Government has been to some extent, very responsible in the impoverishment of our elderly. We allowed inflation to erode whatever people had saved. We allowed pension funds to be decimated and retirement annuities to be lost. This is an unforgiveable sin in my opinion. In other countries, Government would have been held to account, but Zimbabwe is Zimbabwe. The elite can get away with sin.
However, I am consoled. In today’s paper in the Herald, I saw statement to the effect that the issue of eroded pensions and privileges relating to annuities have been investigated in terms of the Presidential requirements I think of 2015 and it is stated that they will be compensated, by the insurance houses. My belief is the burden of loss must be shared between the State and the insurance houses. I know the insurance houses took us for a ride, but the State created the negative environment. They cannot excuse themselves.
Madam President, I think there are other considerations we must look at in terms of the rights and privileges of our people. I have previously raised the issue of food distribution. By positive or negative coincident, last month when I got home I noticed that six very elderly people in their 90s had not received any social welfare assistance while young people had been allocated maize under the social welfare programme. My reaction was to take six bags from my stock and give it to them because I could not countenance a situation where someone as old as my father, if he were still alive, has not received Government allocation while the young receive.
The positive result is, it immediately caused the local traditional leadership to get together and I understand they have addressed the situation. In short, it says that if we all keep our eyes open, we would see the disadvantages suffered by our elder people and those can be rectifiable as per that experience.

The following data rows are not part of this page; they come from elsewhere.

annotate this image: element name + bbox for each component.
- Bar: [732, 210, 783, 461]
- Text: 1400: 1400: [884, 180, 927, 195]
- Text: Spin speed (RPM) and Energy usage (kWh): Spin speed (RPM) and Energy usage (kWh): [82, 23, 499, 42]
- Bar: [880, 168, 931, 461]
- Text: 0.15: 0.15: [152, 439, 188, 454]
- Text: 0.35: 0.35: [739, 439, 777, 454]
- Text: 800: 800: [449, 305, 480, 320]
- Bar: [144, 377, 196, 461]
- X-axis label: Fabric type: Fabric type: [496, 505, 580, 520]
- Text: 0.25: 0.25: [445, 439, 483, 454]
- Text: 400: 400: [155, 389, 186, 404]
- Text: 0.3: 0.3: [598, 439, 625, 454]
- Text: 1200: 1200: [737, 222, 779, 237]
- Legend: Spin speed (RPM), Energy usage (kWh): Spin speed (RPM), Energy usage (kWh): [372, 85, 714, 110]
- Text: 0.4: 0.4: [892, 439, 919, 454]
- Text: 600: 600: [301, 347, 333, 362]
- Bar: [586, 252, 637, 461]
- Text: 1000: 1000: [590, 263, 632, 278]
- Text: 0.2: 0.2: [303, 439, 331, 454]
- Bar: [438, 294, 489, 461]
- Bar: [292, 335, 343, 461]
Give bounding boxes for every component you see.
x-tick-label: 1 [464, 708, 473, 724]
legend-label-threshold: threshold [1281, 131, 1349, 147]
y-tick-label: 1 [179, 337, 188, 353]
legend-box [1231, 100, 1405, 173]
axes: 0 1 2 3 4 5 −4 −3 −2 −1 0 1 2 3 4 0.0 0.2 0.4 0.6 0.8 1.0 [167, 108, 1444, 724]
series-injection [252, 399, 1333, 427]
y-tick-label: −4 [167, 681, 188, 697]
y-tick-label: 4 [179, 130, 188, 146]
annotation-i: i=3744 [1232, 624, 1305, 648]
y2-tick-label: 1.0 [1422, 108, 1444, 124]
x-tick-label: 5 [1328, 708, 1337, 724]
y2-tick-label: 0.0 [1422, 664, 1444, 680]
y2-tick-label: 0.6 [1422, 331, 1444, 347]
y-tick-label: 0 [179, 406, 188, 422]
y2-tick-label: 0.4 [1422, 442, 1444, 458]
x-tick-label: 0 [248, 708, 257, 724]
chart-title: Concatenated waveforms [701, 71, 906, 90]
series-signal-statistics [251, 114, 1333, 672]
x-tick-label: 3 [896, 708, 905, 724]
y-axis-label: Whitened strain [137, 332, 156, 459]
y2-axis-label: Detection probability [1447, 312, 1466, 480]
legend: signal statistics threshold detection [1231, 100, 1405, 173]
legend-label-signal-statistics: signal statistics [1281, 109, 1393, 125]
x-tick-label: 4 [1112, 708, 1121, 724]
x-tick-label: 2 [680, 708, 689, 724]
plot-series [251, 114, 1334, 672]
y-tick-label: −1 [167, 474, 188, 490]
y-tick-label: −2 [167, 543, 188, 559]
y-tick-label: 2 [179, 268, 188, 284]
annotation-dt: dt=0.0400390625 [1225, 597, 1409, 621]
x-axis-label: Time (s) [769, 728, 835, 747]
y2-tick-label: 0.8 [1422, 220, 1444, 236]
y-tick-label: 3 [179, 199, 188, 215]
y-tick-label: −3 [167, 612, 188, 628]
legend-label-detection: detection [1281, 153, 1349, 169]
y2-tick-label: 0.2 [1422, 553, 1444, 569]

Elderly parents should be able to demand and be accorded the requisite care and welfare support as part of our continued preservation of ubuntu. You will remember that when our age was growing up, everybody who was the age of your father was your father; everyone who was the age of your grandmother was your grandmother. We would not starve when our neighbour had plenty. So, that is the ubuntu we want to rediscover.
Sadly, I think family members must discard this mentality of being so civilised that they forget about where they came from. They are the sweat of their parents if you hear what I mean and you cannot forget that you are a product of sweat and effort. Traditional leadership and other non-State actors must champion the cause for the care and welfare of our elderly. Madam President, some of our elderly persons lead pathetic lives and I do not believe that this country, considering that the elderly total is 5% and of the 5%, some have means to survive by themselves, but those that do not have, do not have.
I remember, I visited a family and I saw the level of destitution in that family comprising of elderly people and I did a trick on one of the children. I went to him and said, you know, suppose those people die, how are you going to get there with the position we know you hold in town? Madam President, I will tell you it worked. Next time I got a call from that gentleman saying, I am there, I am building a hut for them and I have brought them bags of maize. I think if the leadership at all levels kept open eyes for those we call our elderly, the state of our elderly would not be as desperate as it is.
In conclusion Madam President, I state and restate, as a self respecting nation, we cannot allow some of our elderly persons to lead the current pitiful lives they currently do. This House must take the challenge and take the bull by the horn and deal a devastating blow to the existing deficiency that manifests itself in the land. I insist and I request that let us look after our elders. It is our responsibility, it is the responsibility of the three or four other actors that I have identified. Madam President, with those words I thank you.